Data-intensive applications – cloud storage, big data analytics, Internet of Things (IoT), and multimedia streaming – demand cryptographic systems that simultaneously provide strong security and high throughput. However, existing cryptographic solutions often face challenges in balancing scalability, performance, and secure key management in heterogeneous computing environments. Meeting this demand requires rethinking traditional cryptographic architectures. Advanced Encryption Standard (AES) is commonly employed to secure large data volumes, but it does not support secure key distribution. Elliptic Curve Cryptography (ECC) is best suited for key exchange. In contrast, the computational cost associated with ECC makes it less efficient to secure large data volumes. Furthermore, existing hybrid AES–ECC approaches typically focus on limited data sizes or specialized hardware platforms, leaving a gap in evaluating scalable solutions on commodity heterogeneous systems.

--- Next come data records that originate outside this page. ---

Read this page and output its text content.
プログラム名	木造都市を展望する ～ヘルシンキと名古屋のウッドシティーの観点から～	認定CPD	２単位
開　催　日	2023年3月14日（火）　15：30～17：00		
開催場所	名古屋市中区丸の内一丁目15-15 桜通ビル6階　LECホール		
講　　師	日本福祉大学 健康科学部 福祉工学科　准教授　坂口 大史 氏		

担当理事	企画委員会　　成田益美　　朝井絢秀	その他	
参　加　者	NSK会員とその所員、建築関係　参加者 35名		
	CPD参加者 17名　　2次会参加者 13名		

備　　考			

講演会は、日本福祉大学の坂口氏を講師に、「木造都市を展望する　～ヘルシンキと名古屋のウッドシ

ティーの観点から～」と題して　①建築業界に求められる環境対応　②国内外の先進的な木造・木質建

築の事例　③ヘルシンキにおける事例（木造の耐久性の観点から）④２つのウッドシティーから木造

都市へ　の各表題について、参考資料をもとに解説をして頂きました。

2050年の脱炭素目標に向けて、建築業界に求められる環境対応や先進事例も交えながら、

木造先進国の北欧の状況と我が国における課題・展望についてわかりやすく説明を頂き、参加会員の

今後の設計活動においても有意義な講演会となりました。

To address this challenge, we proposed a hybrid cryptosystem combining the strengths of both AES-256 and ECC, where the sequential workflow of ECC cryptography makes it ideal to be executed in CPU, whereas AES-256 is parallelized on the GPU using CUDA to perform the bulk of data encryption/decryption. The proposed workload partitioning strategy is designed to exploit the architectural strengths of both processing units while minimizing performance bottlenecks.
Our proposed system was implemented, tested, and validated using an Intel Core i7-13620H processor with an NVIDIA RTX 4050 GPU, with data ranging from 10 MiB to 1 GiB. For fair performance comparison, we also implemented the AES using the CPU as a baseline. As we designed and built the cryptosystem using a commodity heterogeneous CPU-GPU platform, the experimental results achieved a high throughput of 8.01 GiB/s, representing a 106× speedup over the CPU-only baseline, for 1 GiB using Counter mode (CTR). For further analysis, we discussed the scalability regimes and revealed that the major cryptosystem performance constraint is the Data transfer overhead via PCIe, accounting for 68.65% of the total GPU execution time. These results demonstrate the practicality and scalability of the proposed approach for large-scale data encryption in real-world computing environments.